No existe una lista cerrada
La primera idea que conviene desterrar es la del “listado oficial” de enfermedades. El INSS no reconoce la prestación por el nombre del diagnóstico, sino por las limitaciones funcionales que provoca y su repercusión sobre la profesión habitual. Una misma dolencia puede ser incapacitante para un albañil y no para un administrativo.
Las causas más frecuentes
Conviene ser transparente con el dato: la Seguridad Social no publica una tabla nacional de incapacidades permanentes por diagnóstico, porque el registro administrativo de pensiones no difunde el código de la patología causante. Las mejores aproximaciones son estimaciones elaboradas sobre muestras oficiales del INSS. El estudio de referencia, basado en la Muestra Continua de Vidas Laborales (MCVL) del INSS y publicado en la Revista Española de Salud Pública, estimó que los trastornos musculoesqueléticos son la primera causa de incapacidad permanente (27,4%), seguidos de los trastornos mentales (11,6%); las enfermedades cardiovasculares y los tumores completan habitualmente los primeros puestos. Ambas cifras son estimaciones de estudios técnicos, no una estadística oficial cerrada.
Los cuatro grados
El sistema distingue cuatro: parcial (indemnización de 24 mensualidades de la base reguladora), total (55% de la base, ampliable al 75% desde los 55 años con dificultad de reinserción), absoluta (100%) y gran invalidez (100% más un complemento por necesidad de ayuda de tercera persona).

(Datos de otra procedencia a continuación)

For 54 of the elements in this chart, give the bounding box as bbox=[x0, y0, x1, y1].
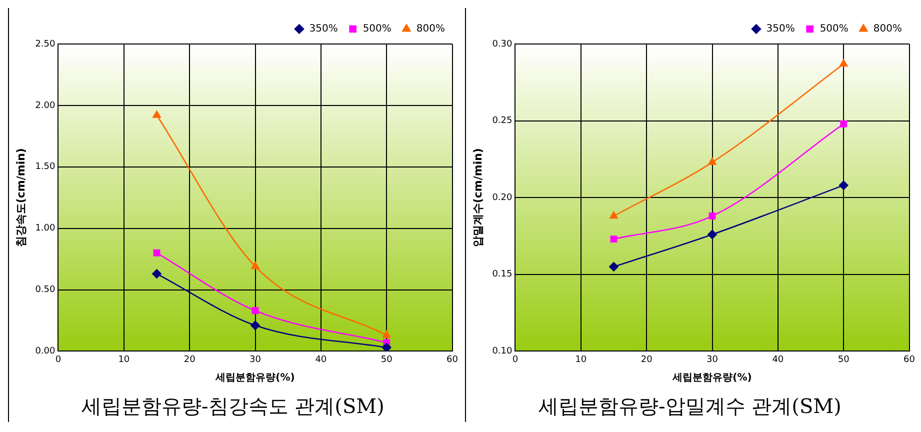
x-tick-label: 40 bbox=[772, 354, 784, 365]
x-tick-label: 0 bbox=[55, 354, 62, 365]
point bbox=[152, 110, 161, 118]
point bbox=[610, 236, 618, 243]
x-tick-label: 20 bbox=[184, 354, 196, 365]
x-tick-label: 0 bbox=[512, 354, 518, 365]
text: 세립분함유량-압밀계수 관계(SM) bbox=[538, 394, 842, 418]
y-tick-label: 0.50 bbox=[35, 285, 56, 296]
x-tick-label: 20 bbox=[640, 354, 653, 365]
y-axis-title: 침강속도(cm/min) bbox=[14, 148, 28, 248]
x-tick-label: 10 bbox=[118, 354, 130, 365]
point bbox=[382, 330, 391, 338]
point bbox=[839, 59, 848, 67]
legend-label: 350% bbox=[766, 24, 795, 35]
y-tick-label: 0.00 bbox=[35, 346, 56, 357]
x-tick-label: 30 bbox=[250, 354, 262, 365]
y-tick-label: 2.00 bbox=[35, 100, 56, 111]
point bbox=[840, 120, 848, 128]
y-tick-label: 0.20 bbox=[492, 192, 513, 203]
point bbox=[382, 342, 392, 352]
point bbox=[708, 158, 716, 165]
y-tick-label: 0.30 bbox=[492, 39, 513, 50]
legend-label: 500% bbox=[362, 24, 392, 35]
y-tick-label: 2.50 bbox=[35, 39, 56, 50]
x-axis-title: 세립분함유량(%) bbox=[672, 372, 752, 384]
y-tick-label: 1.00 bbox=[35, 224, 56, 234]
y-tick-label: 0.15 bbox=[492, 270, 512, 280]
legend-label: 800% bbox=[416, 24, 446, 35]
x-tick-label: 10 bbox=[575, 354, 587, 365]
point bbox=[252, 307, 259, 314]
point bbox=[251, 262, 260, 270]
y-tick-label: 1.50 bbox=[35, 162, 56, 172]
point bbox=[153, 249, 160, 256]
legend-label: 800% bbox=[873, 24, 902, 35]
point bbox=[610, 211, 618, 219]
point bbox=[838, 180, 848, 190]
x-tick-label: 40 bbox=[315, 354, 327, 365]
x-tick-label: 60 bbox=[904, 354, 916, 365]
y-axis-title: 압밀계수(cm/min) bbox=[471, 148, 484, 248]
point bbox=[708, 230, 717, 240]
legend-label: 500% bbox=[820, 24, 848, 35]
legend-label: 350% bbox=[309, 24, 338, 35]
point bbox=[152, 269, 162, 278]
x-axis-title: 세립분함유량(%) bbox=[214, 372, 295, 384]
y-tick-label: 0.10 bbox=[492, 346, 513, 357]
point bbox=[609, 262, 618, 272]
x-tick-label: 50 bbox=[838, 354, 850, 365]
point bbox=[708, 212, 716, 220]
text: 세립분함유량-침강속도 관계(SM) bbox=[82, 394, 384, 418]
point bbox=[250, 320, 260, 330]
x-tick-label: 30 bbox=[706, 354, 718, 365]
x-tick-label: 60 bbox=[446, 354, 458, 365]
y-tick-label: 0.25 bbox=[492, 116, 512, 126]
x-tick-label: 50 bbox=[380, 354, 393, 365]
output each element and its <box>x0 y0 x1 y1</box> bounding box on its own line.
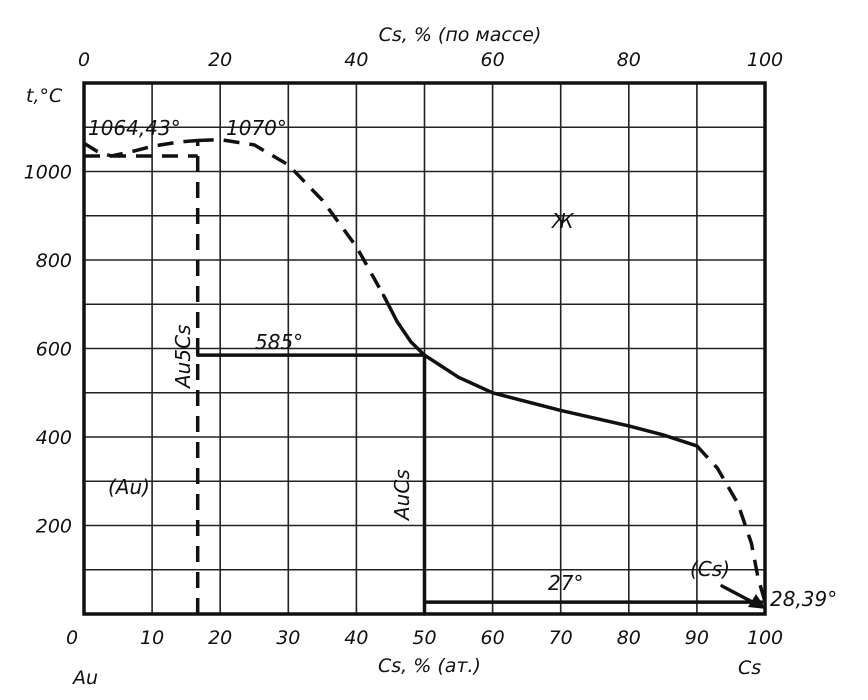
annotation-liquid: Ж <box>550 209 575 233</box>
x-tick-label-top: 100 <box>747 49 783 71</box>
y-tick-label: 600 <box>36 339 72 361</box>
x-tick-label: 60 <box>481 627 505 649</box>
x-tick-label-top: 20 <box>208 49 232 71</box>
x-tick-label: 50 <box>412 627 436 649</box>
x-tick-label: 10 <box>140 627 164 649</box>
x-tick-labels: 0 10 20 30 40 50 60 70 80 90 100 <box>66 627 783 649</box>
x-tick-label-top: 80 <box>617 49 641 71</box>
x-axis-label-top: Cs, % (по массе) <box>379 24 542 46</box>
annotation-cs-melt: 28,39° <box>770 587 837 611</box>
x-tick-label: 80 <box>617 627 641 649</box>
annotation-aucs-phase: AuCs <box>390 469 414 522</box>
left-element-label: Au <box>71 667 98 689</box>
plot-frame <box>82 81 767 616</box>
x-axis-label: Cs, % (ат.) <box>378 655 481 677</box>
series-line-4 <box>695 444 767 603</box>
right-element-label: Cs <box>738 657 761 679</box>
x-tick-label: 0 <box>66 627 78 649</box>
y-tick-label: 400 <box>36 427 72 449</box>
y-tick-label: 200 <box>36 516 72 538</box>
arrow <box>720 584 766 609</box>
annotation-au5cs-melt: 1070° <box>226 116 287 140</box>
y-axis-label: t,°C <box>26 85 63 107</box>
x-tick-label: 20 <box>208 627 232 649</box>
arrow-head <box>748 594 766 609</box>
x-tick-labels-top: 0 20 40 60 80 100 <box>78 49 783 71</box>
annotation-peritectic: 585° <box>255 330 303 354</box>
annotation-au-melt: 1064,43° <box>88 116 181 140</box>
x-tick-label: 30 <box>276 627 300 649</box>
annotation-eutectic: 27° <box>548 571 583 595</box>
x-tick-label-top: 0 <box>78 49 90 71</box>
x-tick-label: 100 <box>747 627 783 649</box>
x-tick-label-top: 60 <box>481 49 505 71</box>
annotation-cs-phase: (Cs) <box>690 557 730 581</box>
x-tick-label: 70 <box>549 627 573 649</box>
x-tick-label: 90 <box>685 627 709 649</box>
annotation-au-phase: (Au) <box>108 475 150 499</box>
x-tick-label-top: 40 <box>344 49 368 71</box>
y-tick-label: 800 <box>36 250 72 272</box>
annotation-au5cs-phase: Au5Cs <box>171 325 195 390</box>
x-tick-label: 40 <box>344 627 368 649</box>
curves <box>83 137 767 616</box>
series-line-3 <box>381 293 699 448</box>
y-tick-label: 1000 <box>24 162 72 184</box>
y-tick-labels: 200 400 600 800 1000 <box>24 162 72 538</box>
series-line-1 <box>83 138 198 158</box>
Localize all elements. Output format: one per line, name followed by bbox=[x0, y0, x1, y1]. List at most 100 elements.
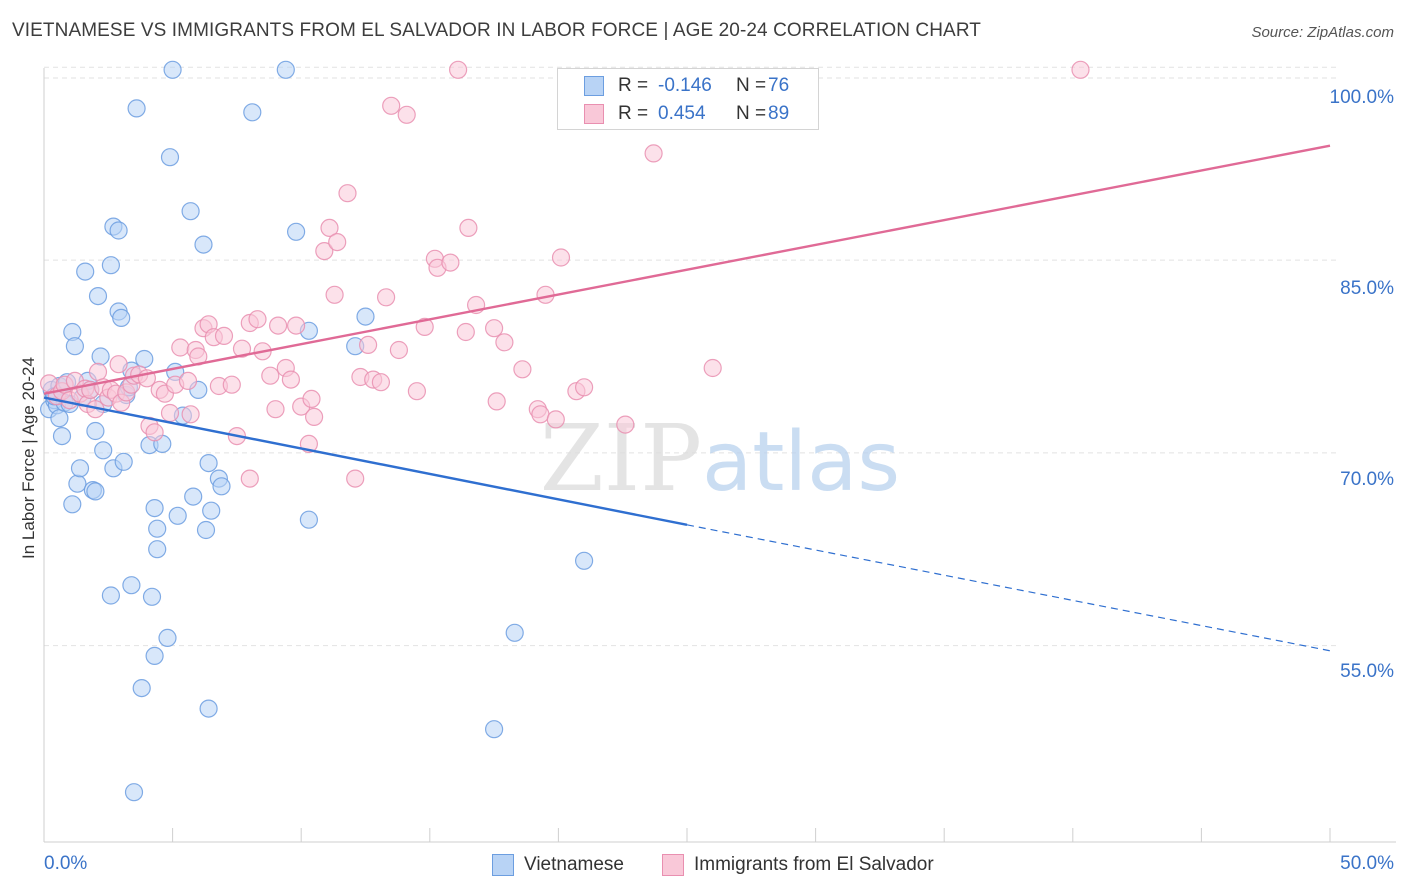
y-tick-label-55: 55.0% bbox=[1340, 661, 1394, 682]
point-el-salvador-76 bbox=[459, 218, 478, 237]
point-el-salvador-77 bbox=[456, 322, 475, 342]
point-vietnamese-36 bbox=[122, 576, 141, 595]
point-vietnamese-45 bbox=[145, 499, 164, 518]
y-tick-label-100: 100.0% bbox=[1329, 87, 1394, 108]
point-el-salvador-42 bbox=[240, 469, 259, 488]
x-tick-label-min: 0.0% bbox=[44, 853, 88, 874]
y-axis-label: In Labor Force | Age 20-24 bbox=[19, 357, 38, 559]
trend-line-vietnamese-projection bbox=[686, 524, 1331, 652]
point-vietnamese-5 bbox=[50, 409, 69, 428]
point-vietnamese-6 bbox=[52, 427, 72, 446]
data-points bbox=[39, 60, 1090, 802]
r-value: 0.454 bbox=[658, 103, 706, 124]
point-el-salvador-38 bbox=[214, 326, 234, 345]
point-el-salvador-75 bbox=[449, 60, 468, 79]
point-vietnamese-51 bbox=[163, 60, 182, 79]
series-legend: Vietnamese Immigrants from El Salvador bbox=[0, 851, 1406, 879]
point-el-salvador-89 bbox=[616, 415, 635, 434]
point-vietnamese-62 bbox=[202, 501, 221, 520]
point-vietnamese-27 bbox=[101, 256, 121, 275]
n-value: 76 bbox=[768, 75, 790, 96]
trend-line-el-salvador bbox=[43, 144, 1331, 395]
n-label: N = bbox=[736, 75, 767, 96]
point-el-salvador-92 bbox=[1071, 60, 1090, 79]
point-el-salvador-54 bbox=[302, 389, 321, 408]
n-value: 89 bbox=[768, 103, 790, 124]
point-vietnamese-64 bbox=[212, 477, 231, 496]
point-el-salvador-27 bbox=[160, 403, 180, 423]
point-vietnamese-49 bbox=[158, 628, 177, 648]
point-vietnamese-20 bbox=[86, 482, 105, 501]
point-vietnamese-16 bbox=[76, 262, 95, 281]
point-el-salvador-74 bbox=[441, 253, 460, 272]
point-el-salvador-60 bbox=[338, 184, 357, 203]
point-el-salvador-61 bbox=[346, 469, 365, 488]
legend-swatch-blue bbox=[492, 854, 514, 876]
point-el-salvador-46 bbox=[261, 366, 280, 385]
legend-swatch-blue bbox=[584, 76, 604, 96]
point-el-salvador-24 bbox=[145, 423, 164, 442]
stats-row-vietnamese: R = -0.146 N = 76 bbox=[584, 73, 789, 99]
point-vietnamese-39 bbox=[127, 99, 146, 118]
point-el-salvador-68 bbox=[389, 340, 408, 360]
point-el-salvador-81 bbox=[495, 333, 514, 352]
point-vietnamese-71 bbox=[356, 307, 375, 326]
point-vietnamese-55 bbox=[181, 202, 200, 221]
point-el-salvador-50 bbox=[281, 370, 300, 389]
r-label: R = bbox=[618, 103, 649, 124]
point-el-salvador-44 bbox=[248, 310, 267, 329]
point-vietnamese-60 bbox=[199, 699, 218, 718]
point-vietnamese-38 bbox=[124, 783, 144, 802]
point-vietnamese-67 bbox=[287, 222, 306, 241]
point-el-salvador-29 bbox=[171, 338, 190, 357]
point-el-salvador-70 bbox=[407, 382, 426, 401]
point-el-salvador-67 bbox=[382, 96, 401, 115]
point-el-salvador-47 bbox=[266, 400, 285, 419]
point-vietnamese-33 bbox=[114, 452, 133, 471]
point-el-salvador-66 bbox=[377, 288, 396, 307]
point-vietnamese-56 bbox=[184, 487, 203, 506]
axes bbox=[43, 68, 1396, 843]
point-vietnamese-10 bbox=[63, 495, 82, 514]
point-el-salvador-51 bbox=[287, 316, 306, 335]
point-vietnamese-61 bbox=[199, 454, 218, 473]
point-vietnamese-47 bbox=[148, 519, 167, 538]
watermark: ZIPatlas bbox=[540, 405, 900, 512]
legend-label: Immigrants from El Salvador bbox=[694, 854, 934, 875]
point-el-salvador-30 bbox=[178, 371, 198, 390]
chart-title: VIETNAMESE VS IMMIGRANTS FROM EL SALVADO… bbox=[12, 20, 981, 41]
point-el-salvador-59 bbox=[328, 233, 347, 252]
trend-lines bbox=[43, 144, 1331, 652]
point-vietnamese-21 bbox=[86, 421, 105, 441]
point-el-salvador-11 bbox=[88, 362, 108, 381]
legend-label: Vietnamese bbox=[524, 854, 624, 875]
point-el-salvador-84 bbox=[531, 405, 550, 424]
trend-line-vietnamese bbox=[43, 396, 688, 527]
point-vietnamese-74 bbox=[574, 551, 594, 570]
y-tick-label-70: 70.0% bbox=[1340, 469, 1394, 490]
point-el-salvador-90 bbox=[644, 144, 663, 163]
point-el-salvador-16 bbox=[109, 355, 128, 374]
point-vietnamese-12 bbox=[65, 337, 85, 356]
point-vietnamese-53 bbox=[168, 506, 187, 525]
point-el-salvador-80 bbox=[487, 392, 506, 411]
point-vietnamese-13 bbox=[68, 474, 87, 493]
point-el-salvador-91 bbox=[703, 358, 722, 378]
point-el-salvador-57 bbox=[320, 218, 339, 237]
point-el-salvador-86 bbox=[546, 410, 565, 429]
point-el-salvador-63 bbox=[359, 335, 378, 354]
point-vietnamese-43 bbox=[142, 587, 162, 606]
point-el-salvador-56 bbox=[315, 242, 334, 261]
point-el-salvador-65 bbox=[371, 373, 390, 392]
legend-swatch-pink bbox=[584, 104, 604, 124]
source-note: Source: ZipAtlas.com bbox=[1251, 24, 1394, 41]
point-vietnamese-26 bbox=[101, 586, 121, 605]
point-vietnamese-30 bbox=[109, 221, 128, 240]
point-el-salvador-48 bbox=[269, 316, 288, 335]
point-vietnamese-22 bbox=[88, 287, 108, 306]
legend-item-vietnamese: Vietnamese bbox=[492, 851, 624, 879]
point-el-salvador-88 bbox=[574, 378, 594, 397]
point-vietnamese-66 bbox=[276, 60, 295, 79]
watermark-atlas: atlas bbox=[702, 415, 900, 510]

El procedimiento, paso a paso
El expediente puede iniciarlo el interesado, el médico de cabecera o el INSS de oficio, normalmente tras agotar la incapacidad temporal (365 días, prorrogables 180 más, con un máximo de 545). El EVI examina al trabajador y sus informes y eleva una propuesta; el INSS dicta después resolución motivada. Si es desfavorable, hay 30 días hábiles para la reclamación previa y otros 30 para la demanda ante el Juzgado de lo Social.
Desde Grupo Novalegal —NOVA SEGURIDAD SOCIAL Y CONSULTORÍA S.L.P., con sedes en Madrid y Barcelona— insisten en la importancia de acreditar las limitaciones funcionales con informes médicos concretos y pruebas objetivas. Según la firma, contar con abogados expertos en incapacidad permanente resulta especialmente útil en patologías de difícil objetivación, como los trastornos de salud mental o la fibromialgia, donde el peso de la prueba recae en demostrar la repercusión real sobre el trabajo.
Fuentes:
Ministerio de Inclusión, Seguridad Social y Migraciones (INSS); Revista Española de Salud Pública (estudio sobre la Muestra Continua de Vidas Laborales del INSS); estudio del INSS sobre patología osteomuscular (2019); Ley General de la Seguridad Social.